A number of the players who were heavily invested in last year’s gubernatorial rematch between Gov. Chris Gregoire and Republican Dino Rossi subscribe to the notion that the beginning of the end for Rossi, who had appeared to have closed the gap on Gregoire in September polling, was the night he said, during a debate hosted by the Association of Washington Business in Blaine, that he was open to considering a scaling back of the minimum wage for teenagers in Washington state.
Two weeks later the Rossi campaign suffered an embarrassing setback when Kittitas County Republican Party Chair Matt Manweller, a CWU political science professor, unleashed a tirade outside of an Ellensburg campaign rally, calling supporters of Washington state’s minimum wage “dumber than a post.”
Well, even without their guy Rossi in the governor’s mansion, the good politicians of Central Washington aren’t giving up on it.
State Rep. Mike Armstrong (R-Wenatchee) introduced a bill today that would allow state employers to pay 15 year olds 85% of the Federal minimum wage. Today that wage is $6.55, which would make the Armstrong’s proposed 15-year old wage $5.57.
Washington state’s current minimum wage is $8.55, making this would-be $3.00 decrease even steeper than the $1.50 proposed by Rossi last fall.
“When I was a teenager, I worked in the orchards around Wenatchee picking apples, cherries and other fruit,” Armstrong said in a press release, recalling the halcyon days of the early 1970s. “A training wage would help to further expand these opportunities for your young people and be a savings to farmers struggling to pay for harvest and stay in business.”
In other words, think of the children!
The bill was referred to the House Commerce and Labor Commmittee, where one can assume it will die a slow death. Committee chair Rep. Steve Conway (D-Tacoma), whose House website lists his top legislative priority as “family wage jobs”, did not return a call seeking comment about the bill’s fate.

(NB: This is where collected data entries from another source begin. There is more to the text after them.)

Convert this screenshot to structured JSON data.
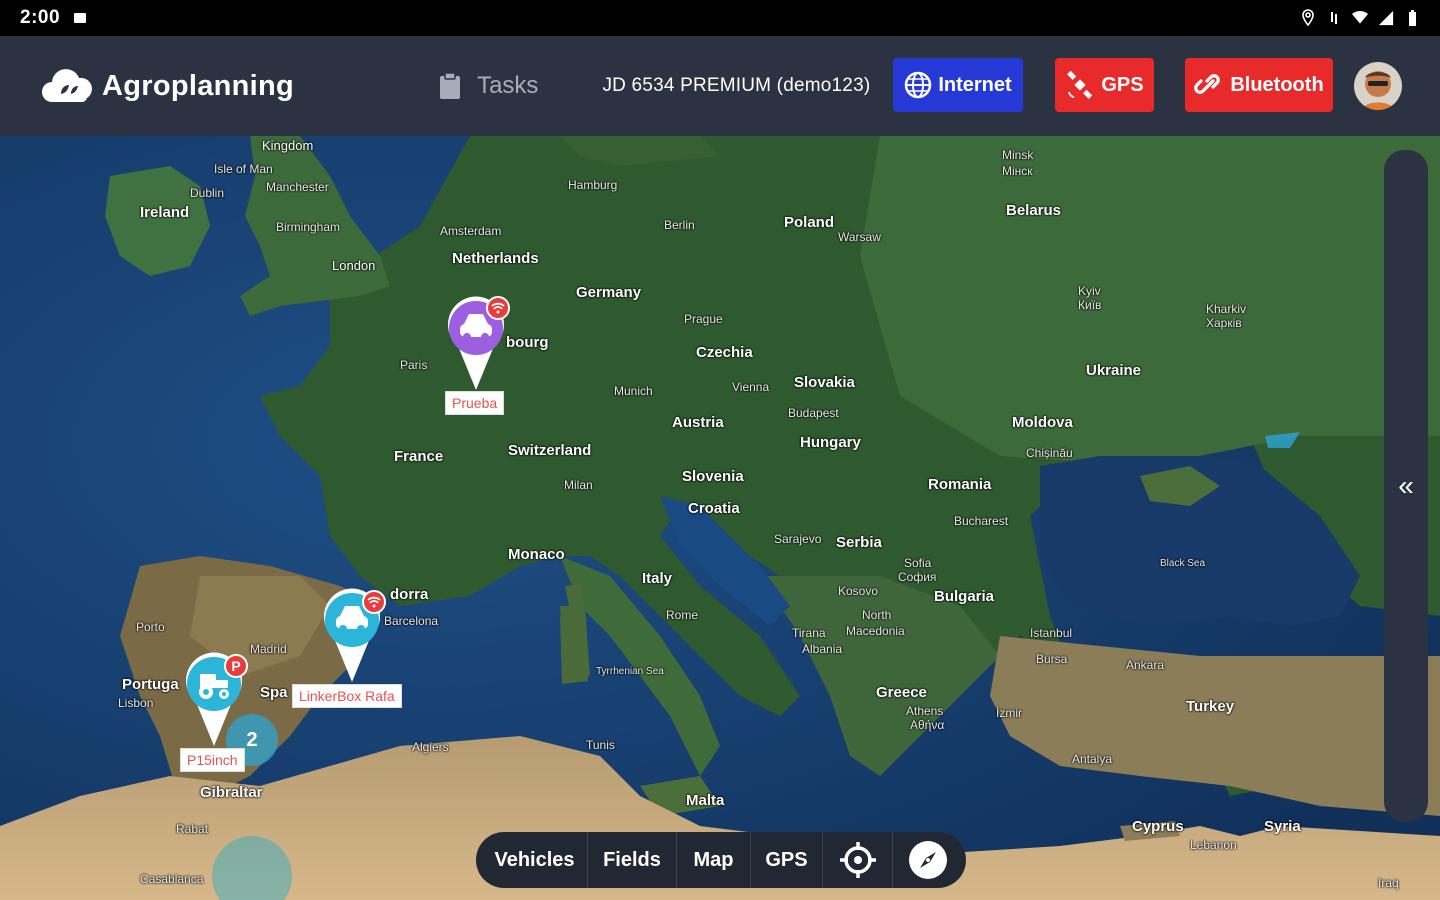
{
  "status_bar": {
    "time": "2:00"
  },
  "header": {
    "brand": "Agroplanning",
    "tasks_label": "Tasks",
    "vehicle_name": "JD 6534 PREMIUM (demo123)",
    "internet_label": "Internet",
    "gps_label": "GPS",
    "bluetooth_label": "Bluetooth",
    "colors": {
      "header_bg": "#2b3342",
      "internet": "#2639d6",
      "alert": "#e82a2a"
    }
  },
  "map": {
    "labels": {
      "kingdom": "Kingdom",
      "isle_of_man": "Isle of Man",
      "dublin": "Dublin",
      "manchester": "Manchester",
      "ireland": "Ireland",
      "birmingham": "Birmingham",
      "london": "London",
      "hamburg": "Hamburg",
      "amsterdam": "Amsterdam",
      "netherlands": "Netherlands",
      "berlin": "Berlin",
      "poland": "Poland",
      "warsaw": "Warsaw",
      "minsk": "Minsk",
      "minsk_local": "Мінск",
      "belarus": "Belarus",
      "germany": "Germany",
      "prague": "Prague",
      "czechia": "Czechia",
      "kyiv": "Kyiv",
      "kyiv_local": "Київ",
      "kharkiv": "Kharkiv",
      "kharkiv_local": "Харків",
      "ukraine": "Ukraine",
      "paris": "Paris",
      "luxembourg_part": "bourg",
      "munich": "Munich",
      "vienna": "Vienna",
      "slovakia": "Slovakia",
      "budapest": "Budapest",
      "austria": "Austria",
      "hungary": "Hungary",
      "moldova": "Moldova",
      "chisinau": "Chișinău",
      "france": "France",
      "switzerland": "Switzerland",
      "milan": "Milan",
      "slovenia": "Slovenia",
      "romania": "Romania",
      "croatia": "Croatia",
      "bucharest": "Bucharest",
      "black_sea": "Black Sea",
      "monaco": "Monaco",
      "sarajevo": "Sarajevo",
      "serbia": "Serbia",
      "sofia": "Sofia",
      "sofia_local": "София",
      "italy": "Italy",
      "andorra_part": "dorra",
      "barcelona": "Barcelona",
      "kosovo": "Kosovo",
      "bulgaria": "Bulgaria",
      "porto": "Porto",
      "madrid": "Madrid",
      "rome": "Rome",
      "north": "North",
      "macedonia": "Macedonia",
      "tirana": "Tirana",
      "albania": "Albania",
      "istanbul": "Istanbul",
      "bursa": "Bursa",
      "ankara": "Ankara",
      "portugal_part": "Portuga",
      "lisbon": "Lisbon",
      "spain_part": "Spa",
      "tyrrhenian": "Tyrrhenian Sea",
      "greece": "Greece",
      "athens": "Athens",
      "athens_local": "Αθήνα",
      "izmir": "İzmir",
      "turkey": "Turkey",
      "algiers": "Algiers",
      "tunis": "Tunis",
      "antalya": "Antalya",
      "gibraltar": "Gibraltar",
      "malta": "Malta",
      "cyprus": "Cyprus",
      "syria": "Syria",
      "rabat": "Rabat",
      "lebanon": "Lebanon",
      "casablanca": "Casablanca",
      "iraq": "Iraq"
    },
    "markers": [
      {
        "name": "Prueba",
        "color": "#9b5fe0",
        "badge_color": "#e83c3c"
      },
      {
        "name": "LinkerBox Rafa",
        "color": "#2bb5d8",
        "badge_color": "#e83c3c"
      },
      {
        "name": "P15inch",
        "color": "#2bb5d8",
        "badge": "P",
        "badge_color": "#e83c3c"
      }
    ],
    "cluster_count": "2"
  },
  "drawer": {
    "toggle_glyph": "«"
  },
  "toolbar": {
    "vehicles": "Vehicles",
    "fields": "Fields",
    "map": "Map",
    "gps": "GPS"
  }
}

Ironically, this was only one of two bills introduced today regarding 15 year olds, whose political stock is at an all-time high on this Groundhog’s Day. Sen Jeanne Kohl-Welles (D-Seattle) brought a bill to the Senate floor that would ban children under the age of 16 from hunting in Washington state without adult accompaniment.
Poor kids.
If the Democrats get their way, they won’t be able to work or hunt. How will they ever feed their families? Good thing they can still get their contraceptives without much hassle, right?